The simplest way to think about debt counseling services is to think of them as therapists for your finances. First a debt counseling service is chosen and an appointment made. The client or customer then sits down with the therapist (counselor) who will discuss his or her finances, including income expenses and budget – if the person has one.
Next, the counselor will help the client develop a plan called a DMP or debt management plan for getting his or her finances under control and paying off the creditors. The counselor will contact all of the client’s creditors and present the DMP to them for approval. If they all approve it, the client will no longer be required to pay them. Instead, he or she will send one payment a month to the debt counseling service, which will then pay the creditors.
The pros of debt counseling
For many people, the biggest pro of debt counseling is that it’s a way to consolidate debts without having to borrow more money.
Suppose, for example, that a person owes a total of $18,000 to five different creditors at an average interest rate of 19%. A debt counseling service could work with those creditors to have that average interest rate reduced to, say, 12%. The client would have a single monthly payment of around $400 vs. the $650 or so that he or she had been paying.
Debt counseling services won’t have a negative impact on credit reports or credit scores as would a bankruptcy. In fact, credit counseling should have absolutely no effect on one’s credit score.
Once a person is enrolled in a credit counseling service, all calls from creditors or debt collection agencies should stop. Late fees and over-the-limit fees should also be waived.

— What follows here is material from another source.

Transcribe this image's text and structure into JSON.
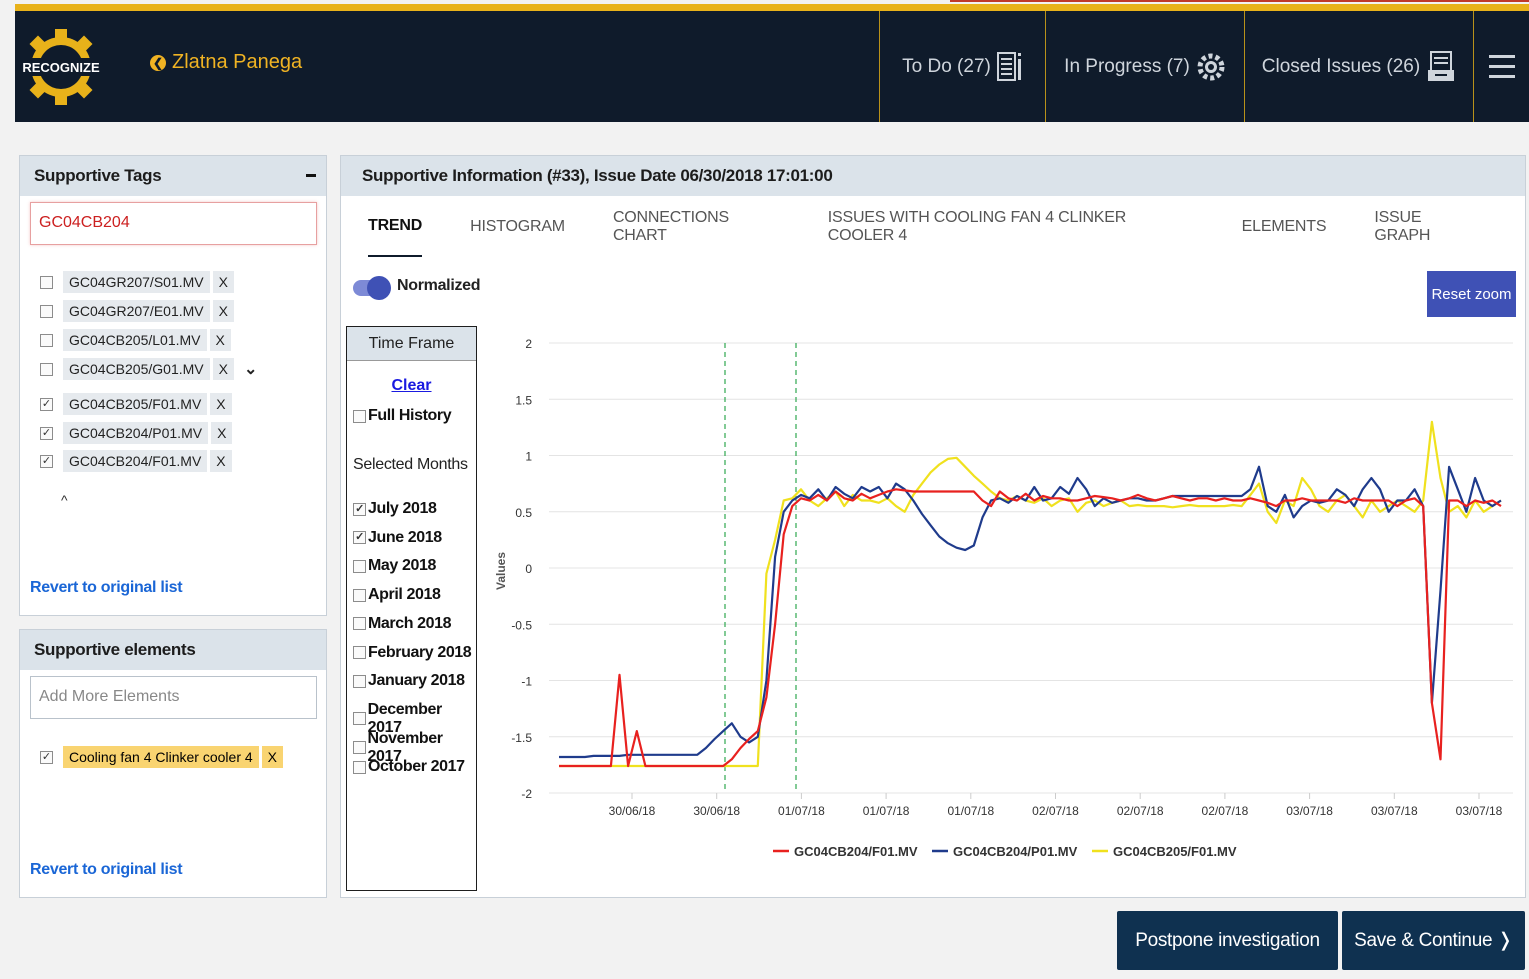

And finally, people who are on a DMP must live within their means and follow a fairly stringent monthly budget, which could be a good discipline.
The cons of credit counseling
As noted above, one of the pros and cons of credit counseling is that those who enroll will be required to follow a very strict monthly budget. This can be very difficult for people who were unable to manage their finances in the first place. Credit counseling participants are required to give up all credit cards and are strongly encouraged to not sign upfor new revolving debt until they finish their DMP’s, which may be as long as five years.
Creditors can report to the credit bureaus that accounts have not been paid as agreed upon, which could hurt the person’s credit score. Being on a debt management plan can make it more difficult to get new credit. And, worse yet, if a person misses just one payment, his or her program might be canceled, creating more of a problem then before the DMP.
Watch out for disreputable credit counseling agencies
Persons interested in credit counseling should make sure they choose a reputable one. There are companies – especially those to be found online – that are very close to scam artists. These agencies tend to charge high upfront fees, promise to pay the person’s creditors but then fail to do so.
The reputable ones
The best credit counseling agencies are nonprofits either charge nothing or very low fees for their services. They are able to do that because financial institutions such as the credit card companies, banks and credit unions underwrite their costs. Two of the best of these are the National Foundation for Credit Counseling (NFCC) and Consumer Credit Counseling Services. Also, the Department of Justice has a website that lists by state the credit counseling agencies it has approved.